My universal answer is: no.  It is not weird at all.  It may be statistically uncommon, but who cares?  High intelligence and the ability to throw a 95-mile-per-hour fastball are statistically uncommon, too.  There's nothing wrong with this.  If we were all identical, the world would not be nearly so interesting.

Writer Ann Lamott once said, "Nobody knows what you really want except you, and no one will be as sorry as you if you don't get it" (she was quoting from a letter one of her teachers had written to her, and the teacher was quoting Lillian Hellman).  Lamott was talking about writing, but I think the same thing applies to relationships.  No one knows who really makes you happy except you. 

If--for whatever reason--you're only attracted to trans men, but date cis men because you think you "should," I can imagine a number of possible advantages.  It's easier socially (in most places), the dating pool is larger, and you never have to explain the trans thing to your parents.  But are these things worth dating someone who doesn't make your heart quicken? 

When it comes down to it, what really matters in a relationship are the micro-interactions you have with that person: the inside jokes, the intimate moments, the quiet moments, the indefinable something that draws you to that person.  You can't fake it.  And you can't conjure it if it's not really there.

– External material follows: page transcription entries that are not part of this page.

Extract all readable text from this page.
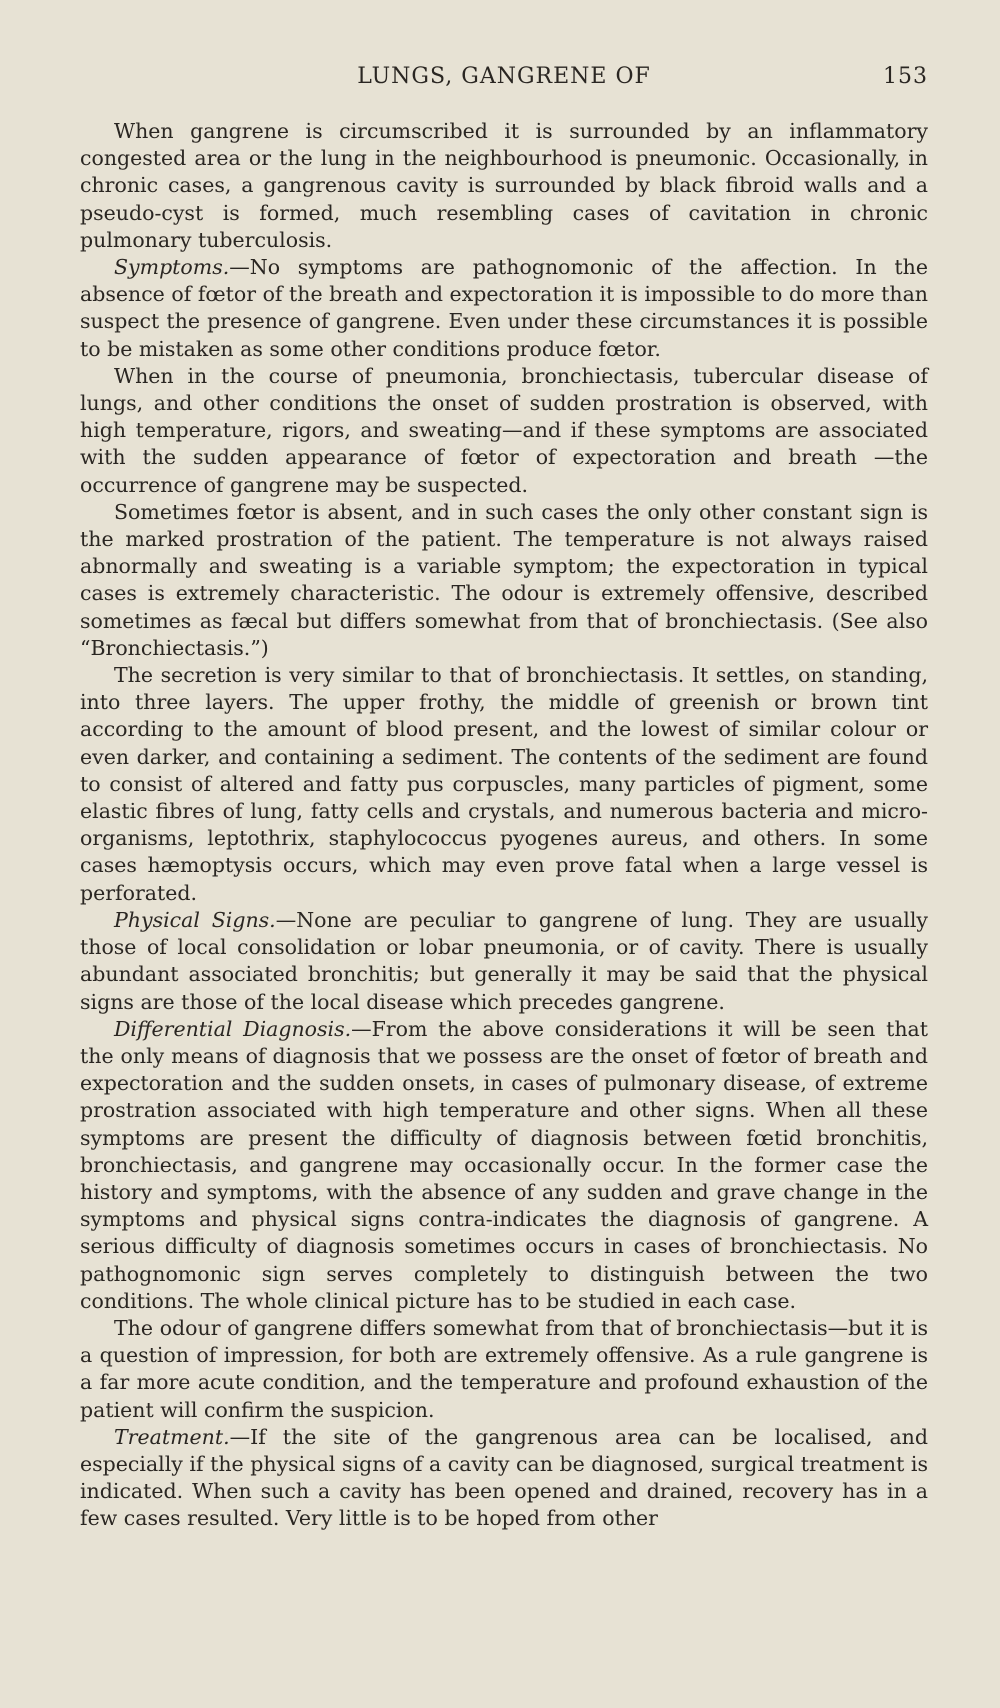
LUNGS, GANGRENE OF	153

When gangrene is circumscribed it is surrounded by an inflammatory congested area or the lung in the neighbourhood is pneumonic. Occasionally, in chronic cases, a gangrenous cavity is surrounded by black fibroid walls and a pseudo-cyst is formed, much resembling cases of cavitation in chronic pulmonary tuberculosis.

Symptoms.—No symptoms are pathognomonic of the affection. In the absence of fœtor of the breath and expectoration it is impossible to do more than suspect the presence of gangrene. Even under these circumstances it is possible to be mistaken as some other conditions produce fœtor.

When in the course of pneumonia, bronchiectasis, tubercular disease of lungs, and other conditions the onset of sudden prostration is observed, with high temperature, rigors, and sweating—and if these symptoms are associated with the sudden appearance of fœtor of expectoration and breath —the occurrence of gangrene may be suspected.

Sometimes fœtor is absent, and in such cases the only other constant sign is the marked prostration of the patient. The temperature is not always raised abnormally and sweating is a variable symptom; the expectoration in typical cases is extremely characteristic. The odour is extremely offensive, described sometimes as fæcal but differs somewhat from that of bronchiectasis. (See also “Bronchiectasis.”)

The secretion is very similar to that of bronchiectasis. It settles, on standing, into three layers. The upper frothy, the middle of greenish or brown tint according to the amount of blood present, and the lowest of similar colour or even darker, and containing a sediment. The contents of the sediment are found to consist of altered and fatty pus corpuscles, many particles of pigment, some elastic fibres of lung, fatty cells and crystals, and numerous bacteria and micro-organisms, leptothrix, staphylococcus pyogenes aureus, and others. In some cases hæmoptysis occurs, which may even prove fatal when a large vessel is perforated.

Physical Signs.—None are peculiar to gangrene of lung. They are usually those of local consolidation or lobar pneumonia, or of cavity. There is usually abundant associated bronchitis; but generally it may be said that the physical signs are those of the local disease which precedes gangrene.

Differential Diagnosis.—From the above considerations it will be seen that the only means of diagnosis that we possess are the onset of fœtor of breath and expectoration and the sudden onsets, in cases of pulmonary disease, of extreme prostration associated with high temperature and other signs. When all these symptoms are present the difficulty of diagnosis between fœtid bronchitis, bronchiectasis, and gangrene may occasionally occur. In the former case the history and symptoms, with the absence of any sudden and grave change in the symptoms and physical signs contra-indicates the diagnosis of gangrene. A serious difficulty of diagnosis sometimes occurs in cases of bronchiectasis. No pathognomonic sign serves completely to distinguish between the two conditions. The whole clinical picture has to be studied in each case.

The odour of gangrene differs somewhat from that of bronchiectasis—but it is a question of impression, for both are extremely offensive. As a rule gangrene is a far more acute condition, and the temperature and profound exhaustion of the patient will confirm the suspicion.

Treatment.—If the site of the gangrenous area can be localised, and especially if the physical signs of a cavity can be diagnosed, surgical treatment is indicated. When such a cavity has been opened and drained, recovery has in a few cases resulted. Very little is to be hoped from other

I tried dating femmes for a (short) while, because I thought I "should."  After all, my butch friends all liked femmes, and there didn't seem to be many butch or androgynous women interested in dating other butch or androgynous types.  But dating femmes just wasn't me.  I knew it, but I tried it anyway, and it felt like role-playing.  My heart wasn't in it.  However common the butch-femme dynamic may be, and however wonderful it is for so many couples, it is not the dynamic that feels most natural and fulfilling to me.  Does that make me normatively "weird?"  I don't think so.  Does it make me uncommon?  Maybe.  But again: who cares?

As far as I'm concerned, there is not a lot of value to be gained in worrying that you're a femme attracted to only femmes, or a trans guy only attracted to cis men, or a bi woman attracted to everyone except butches.  Sometimes terms like "tranny chaser" or "butch fag" are used in disparaging ways to talk about people with uncommon romantic preferences.  I think this is because people are threatened by something they can't relate to.  And it's easier to call uncommon things "weird" than to try to wrap your brain around the wild diversity of human relationships.  In fact, it's SO easy and SO common to label and police and stigmatize and categorize that sometimes even if no one imposes judgment on us, we will impose it on ourselves.

I advise you not to do that.  I advise you to pay as much attention as you can to what your gut and heart are saying.  The more carefully you listen, the clearer they'll get.  And I bet you'll never hear them utter the word "weird."